If 2025 was the year the Naples real estate market took a breath, December was the month it found its rhythm again.

According to the latest Naples Area Board of REALTORS® (NABOR®) Market Report, closed home sales in December jumped 28.8% year-over-year, climbing to 773 sales compared to 600 in December 2024. That marks seven consecutive months of improving sales activity, a streak that signals one clear thing:

Buyers are back — and they’re serious.

The Price Reset That Unlocked Demand

The primary driver behind the surge in activity wasn’t interest rates or inventory — it was seller psychology.

After several years of aggressive pricing, sellers have become noticeably more flexible. That shift led to a 2.5% decline in the overall median closed price for 2025, and a 5% drop in December specifically, bringing the median price down to $570,000 from $600,000 last year.

In real terms, that price adjustment re-opened the door for:

  • Move-up buyers

  • Retirees relocating from out of state

  • Second-home buyers who were sitting on the sidelines

The result? More offers, more contracts, more closings.

Inventory Hits the “Goldilocks Zone”

Naples enters 2026 with 8.3 months of inventory, a level many analysts consider the most sustainable environment for long-term market health.

It’s not the frenzy of 2021.
It’s not the freeze of early 2024.

It’s the negotiation market — where:

  • Buyers have leverage

  • Sellers still get results

  • And realistic pricing wins every time

Luxury Never Left the Party 💎

While the median price dipped, the average closed price rose 4.5%, driven almost entirely by high-end transactions.

Homes priced $1.5 million and above continue to outperform every other segment, and properties over $5 million saw closed sales rise 16.6% in 2025.

Even more telling: in the Naples Beach corridor (ZIP codes 34102, 34103, 34108), closed sales jumped a massive 52.3% in December, while median prices increased 15%.

That’s a rare combo — rising volume and rising prices — and it confirms what locals already know:

Waterfront and west-of-41 properties remain nearly recession-proof.

The Deals That Didn’t Close (And Why It Matters)

Here’s the part most reports gloss over — but it’s critical for both buyers and sellers.
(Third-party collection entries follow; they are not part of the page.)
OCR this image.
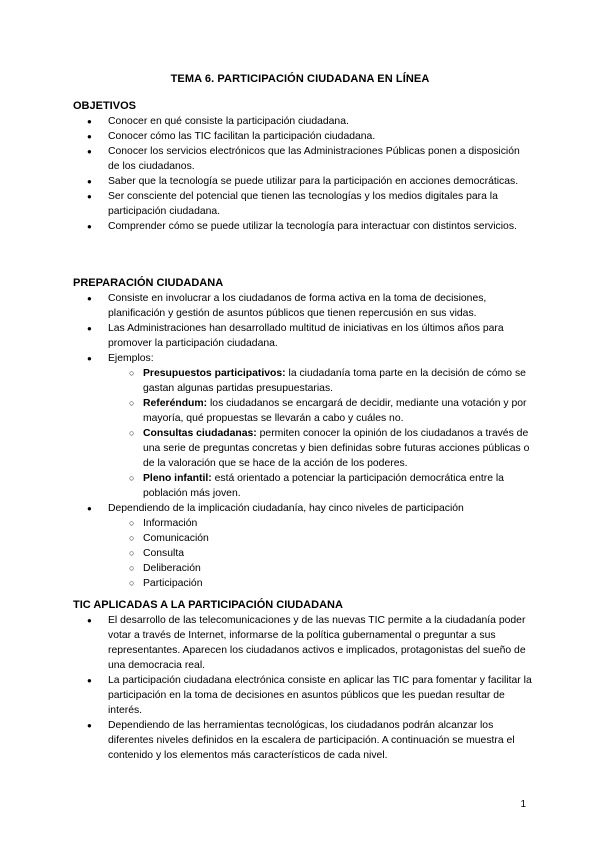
TEMA 6. PARTICIPACIÓN CIUDADANA EN LÍNEA

OBJETIVOS

● Conocer en qué consiste la participación ciudadana.
● Conocer cómo las TIC facilitan la participación ciudadana.
● Conocer los servicios electrónicos que las Administraciones Públicas ponen a disposición de los ciudadanos.
● Saber que la tecnología se puede utilizar para la participación en acciones democráticas.
● Ser consciente del potencial que tienen las tecnologías y los medios digitales para la participación ciudadana.
● Comprender cómo se puede utilizar la tecnología para interactuar con distintos servicios.

PREPARACIÓN CIUDADANA

● Consiste en involucrar a los ciudadanos de forma activa en la toma de decisiones, planificación y gestión de asuntos públicos que tienen repercusión en sus vidas.
● Las Administraciones han desarrollado multitud de iniciativas en los últimos años para promover la participación ciudadana.
● Ejemplos:
○ Presupuestos participativos: la ciudadanía toma parte en la decisión de cómo se gastan algunas partidas presupuestarias.
○ Referéndum: los ciudadanos se encargará de decidir, mediante una votación y por mayoría, qué propuestas se llevarán a cabo y cuáles no.
○ Consultas ciudadanas: permiten conocer la opinión de los ciudadanos a través de una serie de preguntas concretas y bien definidas sobre futuras acciones públicas o de la valoración que se hace de la acción de los poderes.
○ Pleno infantil: está orientado a potenciar la participación democrática entre la población más joven.
● Dependiendo de la implicación ciudadanía, hay cinco niveles de participación
○ Información
○ Comunicación
○ Consulta
○ Deliberación
○ Participación

TIC APLICADAS A LA PARTICIPACIÓN CIUDADANA

● El desarrollo de las telecomunicaciones y de las nuevas TIC permite a la ciudadanía poder votar a través de Internet, informarse de la política gubernamental o preguntar a sus representantes. Aparecen los ciudadanos activos e implicados, protagonistas del sueño de una democracia real.
● La participación ciudadana electrónica consiste en aplicar las TIC para fomentar y facilitar la participación en la toma de decisiones en asuntos públicos que les puedan resultar de interés.
● Dependiendo de las herramientas tecnológicas, los ciudadanos podrán alcanzar los diferentes niveles definidos en la escalera de participación. A continuación se muestra el contenido y los elementos más característicos de cada nivel.
1
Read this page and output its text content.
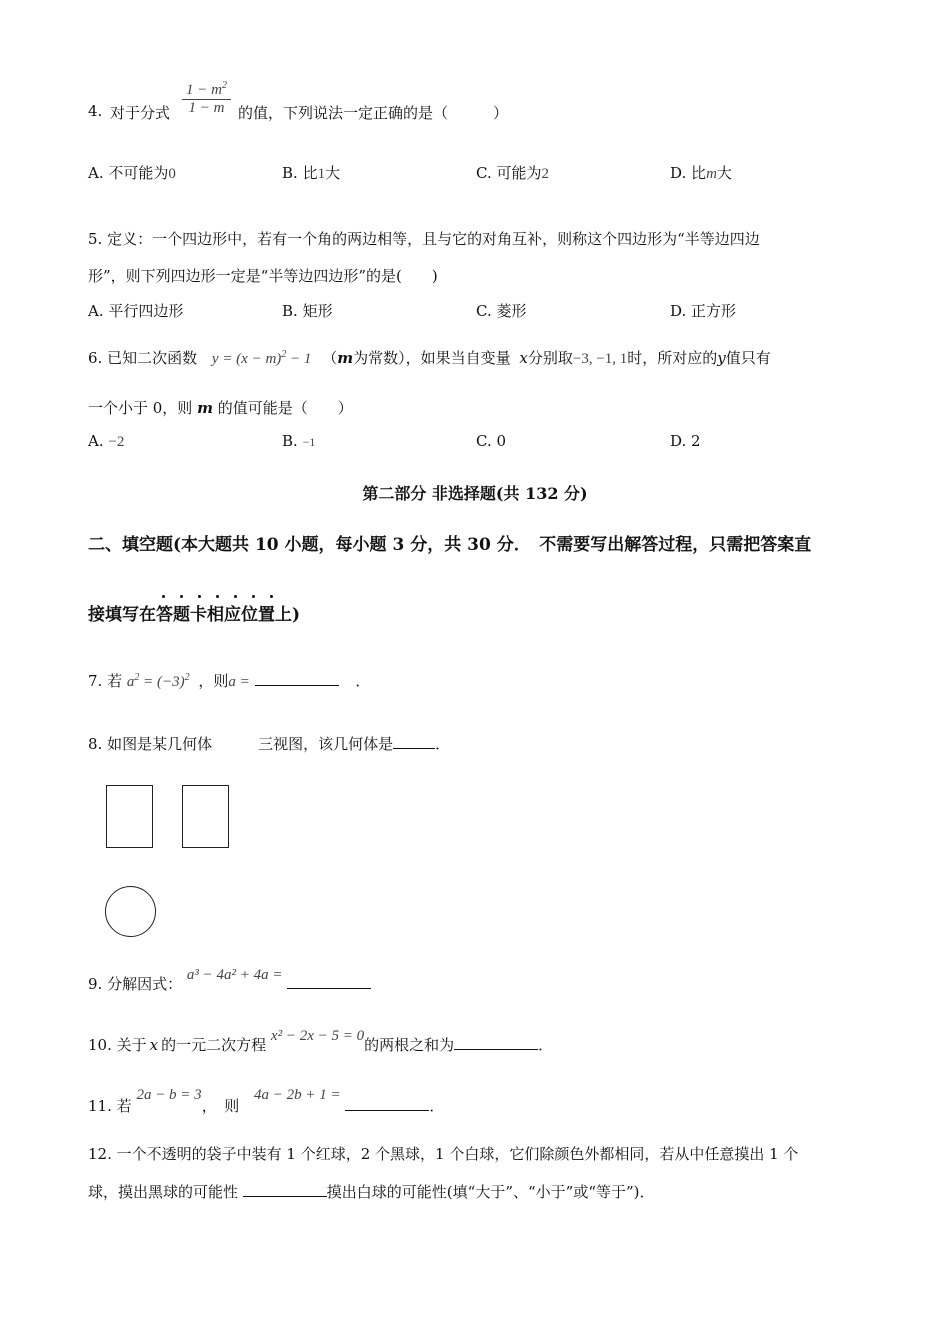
4. 对于分式 $\frac{1 - m^2}{1 - m}$ 的值，下列说法一定正确的是（　　　）
A. 不可能为0	B. 比1大	C. 可能为2	D. 比m大
5. 定义：一个四边形中，若有一个角的两边相等，且与它的对角互补，则称这个四边形为“半等边四边
形”，则下列四边形一定是“半等边四边形”的是(　　)
A. 平行四边形	B. 矩形	C. 菱形	D. 正方形
6. 已知二次函数 $y = (x - m)^2 - 1$ （m为常数），如果当自变量 x分别取−3, −1, 1时，所对应的y值只有
一个小于 0，则 m 的值可能是（　　）
A. −2	B. −1	C. 0	D. 2
第二部分 非选择题(共 132 分)
二、填空题(本大题共 10 小题，每小题 3 分，共 30 分．　不需要写出解答过程，只需把答案直
接填写在答题卡相应位置
上)
7. 若 $a^2 = (-3)^2$ ，则a =	．
8. 如图是某几何体	三视图，该几何体是	．
9. 分解因式： a³ − 4a² + 4a =
10. 关于 x 的一元二次方程 x² − 2x − 5 = 0的两根之和为	．
11. 若 2a − b = 3，　则 4a − 2b + 1 = ．
12. 一个不透明的袋子中装有 1 个红球，2 个黑球，1 个白球，它们除颜色外都相同，若从中任意摸出 1 个
球，摸出黑球的可能性	摸出白球的可能性(填“大于”、“小于”或“等于”)．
In 2025, Naples recorded 10,178 pending sales and 8,249 closings, meaning nearly 2,000 deals fell through before reaching the finish line.

That’s not a small number.

The takeaway? Negotiation matters more than ever.

When buyers come back with inspection requests, credits, or repairs, sellers who stay flexible are far more likely to close. Walking away often means going back to market — and potentially selling for less later.

In this market, the sellers who negotiate are the sellers who win.

Zip Code Spotlight: 34116 🔥

One of the biggest surprises in the December data came from ZIP code 34116, which saw:

  • Inventory drop 30.1%

  • Closed sales surge 155.6%

That kind of movement usually points to a combination of:

  • Strong affordability

  • End-user demand

  • And buyers targeting value pockets

It’s a reminder that while coastal luxury dominates headlines, some of the fastest growth is happening inland.

Condo Buyers Are Quietly Taking Over

Despite rising HOA and association fees, one segment exploded in 2025:

Closed sales in this category jumped 56.6% for the year, and 28.4% in December alone. Even more important, inventory under $300K rose 47.5% in December, setting the stage for even more activity in early 2026.

This is the classic Naples playbook:

  • Snowbirds

  • First-time buyers

  • Investors

  • Downsizers

All chasing affordable lifestyle real estate in a premium market.

And with total condo inventory up to 3,088 units, buyers finally have options again.

The Forward Signal for 2026 📈

Pending sales in December rose 12.5% year-over-year, hitting 704 homes under contract. Pending sales are one of the strongest leading indicators in real estate, and this suggests:

Q1 and Q2 of 2026 are already lining up to be strong.

More contracts today = more closings tomorrow.

So What Market Are We Actually In?

Not a buyer’s market.
Not a seller’s market.

  • Buyers who waited are finally seeing value.

  • Sellers who price correctly are still selling.

  • Luxury remains elite.

  • Overpriced homes sit.

The frenzy is gone.
The fundamentals are back.

And for Naples?
That’s exactly where a healthy market should be.